Crossfire – Stevie Ray Vaughan Tribute – Review

Crossfire: A Tribute to Stevie Ray

(Blues Bureau Int’l)
by Jon Sarre

When Stevie Ray Vaughan departed this world for the hottest circle of hell (where he is currently undergoing horrible and unspeakable tortures at the hands of Howlin’ Wolf, Sonny Boy Williamson and Robert Johnson for crimes relating to spiffy guitaritude and whitewashing the blues), I had the satisfaction of knowing my fervent prayers were finally heard (now if we could only do something about Joe Satriani…). Needless to say, it was great to be rid of the guy. Unfortunately, I hadn’t counted on the fact that the guy had a buncha fans or friends or somethin’, and they’re hell bent on conspiring to start some kind of sicko death cult with these fucking tribute albums. There’s even gonna be a movie coming out (Scene: A guitar shop. A young Stevie Ray completes a technically flawless rendition of “Wonderbread Blues.” Onlookers applaud appreciatively. Female Onlooker: “Who-ee! You shure kin play that there gee-tar, boy!” Stevie Ray: “Thank you.” [Smiles] Cut to…).

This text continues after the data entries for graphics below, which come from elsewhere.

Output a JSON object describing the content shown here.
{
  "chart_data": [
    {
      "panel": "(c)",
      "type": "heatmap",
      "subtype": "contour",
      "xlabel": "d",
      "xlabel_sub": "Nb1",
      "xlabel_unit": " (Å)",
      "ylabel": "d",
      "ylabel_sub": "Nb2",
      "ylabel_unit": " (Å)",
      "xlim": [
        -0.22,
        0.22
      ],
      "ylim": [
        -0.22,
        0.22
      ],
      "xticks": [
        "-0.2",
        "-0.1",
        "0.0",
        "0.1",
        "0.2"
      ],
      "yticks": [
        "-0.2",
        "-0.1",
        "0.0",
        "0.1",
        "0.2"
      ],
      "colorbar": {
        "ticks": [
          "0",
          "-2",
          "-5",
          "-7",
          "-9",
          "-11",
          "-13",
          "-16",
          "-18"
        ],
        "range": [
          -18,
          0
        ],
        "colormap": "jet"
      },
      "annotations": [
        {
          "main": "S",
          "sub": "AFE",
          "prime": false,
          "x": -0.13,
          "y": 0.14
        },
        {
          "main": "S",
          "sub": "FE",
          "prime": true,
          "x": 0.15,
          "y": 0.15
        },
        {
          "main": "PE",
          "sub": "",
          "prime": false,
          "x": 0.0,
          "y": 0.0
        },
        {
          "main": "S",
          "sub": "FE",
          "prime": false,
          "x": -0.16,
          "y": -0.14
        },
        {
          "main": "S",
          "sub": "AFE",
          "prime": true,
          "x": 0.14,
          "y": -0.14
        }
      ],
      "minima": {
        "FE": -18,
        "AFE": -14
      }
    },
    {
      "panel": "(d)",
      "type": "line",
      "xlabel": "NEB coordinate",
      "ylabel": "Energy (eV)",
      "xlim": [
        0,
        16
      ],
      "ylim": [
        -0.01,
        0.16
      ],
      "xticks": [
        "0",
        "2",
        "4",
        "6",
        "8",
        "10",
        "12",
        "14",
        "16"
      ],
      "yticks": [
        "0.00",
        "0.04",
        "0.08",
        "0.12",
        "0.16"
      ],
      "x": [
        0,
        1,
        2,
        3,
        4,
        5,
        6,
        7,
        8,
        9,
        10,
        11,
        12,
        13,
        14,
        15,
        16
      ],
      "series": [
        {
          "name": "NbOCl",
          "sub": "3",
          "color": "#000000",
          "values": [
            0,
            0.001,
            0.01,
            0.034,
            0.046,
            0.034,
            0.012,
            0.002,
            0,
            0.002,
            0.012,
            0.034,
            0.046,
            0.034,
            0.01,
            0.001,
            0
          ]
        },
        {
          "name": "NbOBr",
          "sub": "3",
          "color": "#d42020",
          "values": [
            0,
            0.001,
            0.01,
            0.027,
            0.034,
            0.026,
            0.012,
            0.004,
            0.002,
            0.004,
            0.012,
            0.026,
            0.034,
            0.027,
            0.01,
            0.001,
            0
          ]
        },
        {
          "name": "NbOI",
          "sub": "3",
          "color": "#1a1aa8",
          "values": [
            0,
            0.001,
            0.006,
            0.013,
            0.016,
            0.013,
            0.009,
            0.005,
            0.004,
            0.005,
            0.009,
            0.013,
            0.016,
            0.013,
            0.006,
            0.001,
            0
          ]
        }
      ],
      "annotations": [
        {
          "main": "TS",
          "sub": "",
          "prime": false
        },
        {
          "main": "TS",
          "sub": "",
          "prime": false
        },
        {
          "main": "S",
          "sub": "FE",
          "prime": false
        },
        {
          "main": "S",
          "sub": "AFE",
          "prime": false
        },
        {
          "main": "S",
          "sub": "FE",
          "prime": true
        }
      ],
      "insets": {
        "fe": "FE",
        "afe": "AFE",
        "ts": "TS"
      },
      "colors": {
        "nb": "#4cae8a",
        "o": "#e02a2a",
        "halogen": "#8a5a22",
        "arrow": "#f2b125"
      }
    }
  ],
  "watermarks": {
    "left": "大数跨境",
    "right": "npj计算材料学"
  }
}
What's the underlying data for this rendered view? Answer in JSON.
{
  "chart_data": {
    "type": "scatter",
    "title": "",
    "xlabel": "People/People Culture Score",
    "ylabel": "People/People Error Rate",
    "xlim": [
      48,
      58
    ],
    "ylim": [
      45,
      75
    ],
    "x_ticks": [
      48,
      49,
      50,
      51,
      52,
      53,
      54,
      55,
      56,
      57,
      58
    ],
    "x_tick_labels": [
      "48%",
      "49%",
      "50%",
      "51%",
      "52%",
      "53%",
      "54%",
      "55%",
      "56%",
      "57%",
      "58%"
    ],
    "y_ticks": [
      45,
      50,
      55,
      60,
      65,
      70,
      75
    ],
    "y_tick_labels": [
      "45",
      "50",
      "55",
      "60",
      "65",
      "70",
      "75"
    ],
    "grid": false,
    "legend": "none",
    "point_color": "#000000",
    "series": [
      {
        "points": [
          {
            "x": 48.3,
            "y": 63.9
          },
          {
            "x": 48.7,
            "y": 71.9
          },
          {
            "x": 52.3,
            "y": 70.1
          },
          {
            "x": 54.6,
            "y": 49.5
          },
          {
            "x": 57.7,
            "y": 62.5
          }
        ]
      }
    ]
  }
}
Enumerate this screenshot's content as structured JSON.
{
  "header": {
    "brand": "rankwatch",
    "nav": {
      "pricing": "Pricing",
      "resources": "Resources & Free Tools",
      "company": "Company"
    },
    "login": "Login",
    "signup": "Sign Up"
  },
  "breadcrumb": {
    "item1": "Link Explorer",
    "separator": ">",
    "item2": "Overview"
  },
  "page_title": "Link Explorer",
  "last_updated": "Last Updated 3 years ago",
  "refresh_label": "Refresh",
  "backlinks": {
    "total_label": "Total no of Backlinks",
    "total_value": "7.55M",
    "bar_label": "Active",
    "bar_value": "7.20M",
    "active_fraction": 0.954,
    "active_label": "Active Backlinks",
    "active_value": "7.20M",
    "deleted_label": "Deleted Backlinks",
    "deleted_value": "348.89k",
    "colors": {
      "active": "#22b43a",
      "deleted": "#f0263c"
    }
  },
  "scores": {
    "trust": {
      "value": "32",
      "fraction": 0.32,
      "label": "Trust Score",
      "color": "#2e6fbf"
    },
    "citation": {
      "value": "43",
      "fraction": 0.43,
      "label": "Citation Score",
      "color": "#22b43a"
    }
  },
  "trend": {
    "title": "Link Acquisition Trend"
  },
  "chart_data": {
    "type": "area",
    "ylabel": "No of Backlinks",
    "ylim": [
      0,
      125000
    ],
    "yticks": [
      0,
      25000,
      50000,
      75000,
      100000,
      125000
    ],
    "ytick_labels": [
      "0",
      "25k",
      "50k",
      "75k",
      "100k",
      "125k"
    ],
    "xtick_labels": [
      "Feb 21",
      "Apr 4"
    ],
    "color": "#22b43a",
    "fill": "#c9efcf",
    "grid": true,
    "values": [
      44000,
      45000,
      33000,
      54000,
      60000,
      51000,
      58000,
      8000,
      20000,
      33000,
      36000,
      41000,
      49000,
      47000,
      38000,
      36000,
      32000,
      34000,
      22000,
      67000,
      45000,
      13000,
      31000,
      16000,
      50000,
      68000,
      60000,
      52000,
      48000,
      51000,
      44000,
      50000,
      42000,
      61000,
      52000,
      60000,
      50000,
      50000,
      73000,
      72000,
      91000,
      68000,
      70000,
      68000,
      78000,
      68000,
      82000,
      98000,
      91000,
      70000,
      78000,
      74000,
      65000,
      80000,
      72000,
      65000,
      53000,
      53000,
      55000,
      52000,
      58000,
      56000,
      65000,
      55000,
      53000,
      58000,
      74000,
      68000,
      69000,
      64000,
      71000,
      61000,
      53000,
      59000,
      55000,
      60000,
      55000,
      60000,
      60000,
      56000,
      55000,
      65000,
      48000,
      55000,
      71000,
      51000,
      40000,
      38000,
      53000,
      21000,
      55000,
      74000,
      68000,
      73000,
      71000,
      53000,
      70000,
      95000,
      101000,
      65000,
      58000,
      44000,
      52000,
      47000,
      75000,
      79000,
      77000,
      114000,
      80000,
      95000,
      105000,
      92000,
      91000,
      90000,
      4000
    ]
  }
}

I don’t want to dwell on the cruel injustice of a “major motion picture biography” where the only possible moral could be “You should’ve taken the bus instead,” especially when any and all Johnny Thunders-related bio-pics are collecting dust on some producer’s desk somewhere, not when it took five tries to get this disc to play in my CD player (ah, technology!). Let’s see here, for personnel, we’ve got Steve Stevens (wasn’t he in Def Leppard? No, that guy’s dead.), Steve Morse (is he the same jerk who rock crits for The Boston Globe?), Albert “Steve” Lee (he played at Woodstock, y’know), Stanley “Steve” Jordan, Walter “Steve” Trout and a buncha other guys named “Steve” (but not Steve Vai, Steve Albini, or Steve Garvey) playing Stevie Ray Vaughan songs. You could even call it a “Tribute Record!” Needless to say, everyone plays really swell. Perfect, like a Xerox copy, which makes it a copy of a copy (of a copy of a copy). Therefore this record is so far removed from reality that it was never recorded or released. Thus, this record never existed, nor will it ever exist. Same goes for Stevie Ray, me, you and this magazine.